Church assumes management of Gate Way Park in Liberty

March 15, 2004|BRENDA S. EDWARDS

LIBERTY - The Gate Way Park is now under the management of Sacred Heart and St. Bernard Catholic churches.

After much discussion over the past few weeks between the churches and city and county governments, the Rev. Thomas R. Clark has announced that a lease between the churches and the county would not be renewed.

The county park board, made up of members in the community, has been dissolved and both governments agreed that funds from the county would no longer be available for the park at the junction of U.S. 127 and Ky. 70.

A public meeting is scheduled 7 p.m. March 23 at the park to talk about future plans.

The county has contributed money and assisted in securing grants to help finance the park since it leased the facility more than 20 years ago, said county Judge-Executive Ronald Wright. Volunteers also have helped build a community center and renovate an old barn for offices which have been used by the local Chamber of Commerce and tourism agency. A playground, tennis courts and softball fields also have been built and the parking lot paved.


The county has paid insurance on the facility and also helped with mowing.

The Archdiocese in Louisville wanted to make changes in a lease held by Fiscal Court, which the court did, but they were unacceptable, Wright said.

"The county is out of the picture now," the judge-executive said. "We will continue to support the park, but as far as being financially involved, I don't believe we (Fiscal Court) can continue support to the park."

A new board of directors will be created to oversee the park, according to a news release from Sacred Heart Catholic Church.

"I feel this is an exceptional opportunity for the citizens of Casey County," the Rev. Thomas R. Clark, pastor of the churches, said. "We are creating a new board of directors and are inviting all interested members of the community to come join us in recreating Gate Way Park."

Clark said after months of study, meetings and discussion it was decided that the park needed to return to its original vision of serving every segment of Casey County.

Plans are to revitalize the facility

Frank Tomero, interim director of the park, said plans are to revitalize the facility. "We're looking to get the community involved and start up monthly activities like a farmer's market, flea market, community garden, arts and crafts displays and increase senior and youth activities," he said. The plans are in addition to the current softball and baseball activities which Mike Luttrell oversees.

Tomeo said community leaders agree that the park's revival is in the best interest of everyone. Besides the sports programs already offered, the community center has great potential for student and school-related functions, including music, dance and drama. Tomeo agrees that the community center offers a wonderful venue for various events, programs and activities and wants to make it more accessible to area residents.
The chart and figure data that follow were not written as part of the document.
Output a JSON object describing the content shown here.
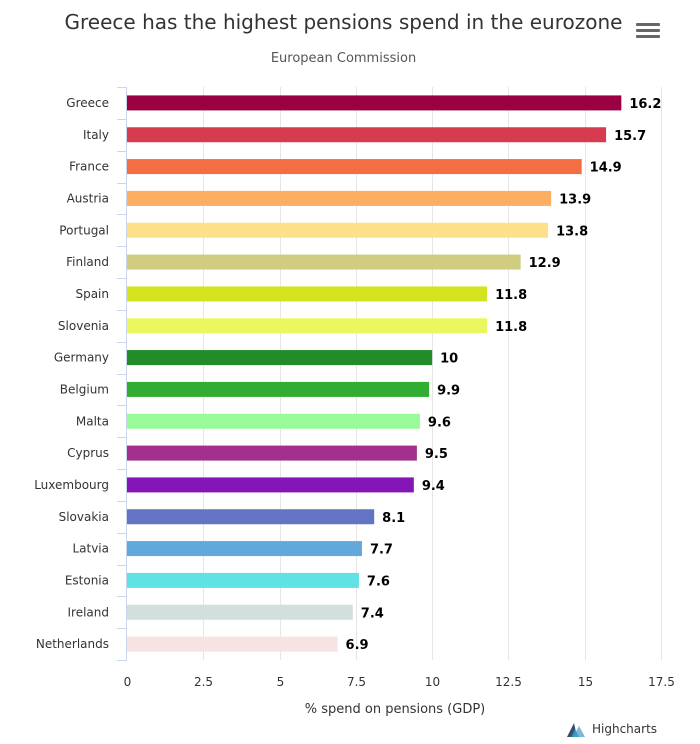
{
  "chart_data": {
    "type": "bar",
    "orientation": "horizontal",
    "title": "Greece has the highest pensions spend in the eurozone",
    "subtitle": "European Commission",
    "xlabel": "% spend on pensions (GDP)",
    "categories": [
      "Greece",
      "Italy",
      "France",
      "Austria",
      "Portugal",
      "Finland",
      "Spain",
      "Slovenia",
      "Germany",
      "Belgium",
      "Malta",
      "Cyprus",
      "Luxembourg",
      "Slovakia",
      "Latvia",
      "Estonia",
      "Ireland",
      "Netherlands"
    ],
    "values": [
      16.2,
      15.7,
      14.9,
      13.9,
      13.8,
      12.9,
      11.8,
      11.8,
      10,
      9.9,
      9.6,
      9.5,
      9.4,
      8.1,
      7.7,
      7.6,
      7.4,
      6.9
    ],
    "colors": [
      "#9b0042",
      "#d63b50",
      "#f46d43",
      "#fdae61",
      "#fee08b",
      "#d0cc80",
      "#d4e31f",
      "#ebf75e",
      "#238b2a",
      "#31ad31",
      "#98fb98",
      "#a2308c",
      "#8416b8",
      "#6474c4",
      "#62a8db",
      "#5ee2e4",
      "#d3dfdf",
      "#f7e3e3"
    ],
    "xlim": [
      0,
      17.5
    ],
    "xticks": [
      0,
      2.5,
      5,
      7.5,
      10,
      12.5,
      15,
      17.5
    ],
    "xtick_labels": [
      "0",
      "2.5",
      "5",
      "7.5",
      "10",
      "12.5",
      "15",
      "17.5"
    ],
    "grid": true,
    "legend": false
  },
  "credits": "Highcharts",
  "menu_icon": "hamburger-menu-icon",
  "brand_icon": "highcharts-logo-icon"
}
"Gate Way Park is one of the few venues in Casey County that can accommodate performing arts and events and we want to fill up our calendar with fun community enrichment programs," he said. " And we are actively encouraging people to get involved and come forward with ideas for Gate Way Park."

"We have a wonderful jewel in this community that sometimes goes unrecognized," said Clark. "And we want to polish it to its full potential."

Situated on land along Green River, the tract was given to the church for a park in 1981 by Iva Dean Pittman, whose husband was born in Casey County. The property was leased by the county for residents to have a place to gather for events, said Tomero.

Tomeo said several issues, including the lack of needed repairs on equipment, buildings and grounds, and the operation of the park caused the church to make recommendations about the lease.

He said the church is not willing to allow the park to operate as it has been done in the past, and wants to get the park to run on a business-like basis. However, funds to make the changes will be needed to make the park a non-profit self-supported operation.

"We don't want to make money, and hope to get help from the city and county plus volunteers to help run the park," Tomeo said.

"We'd also like to start a Friends of the Park group to help out," he said. He added there is probably enough money in the park budget to operate for several months.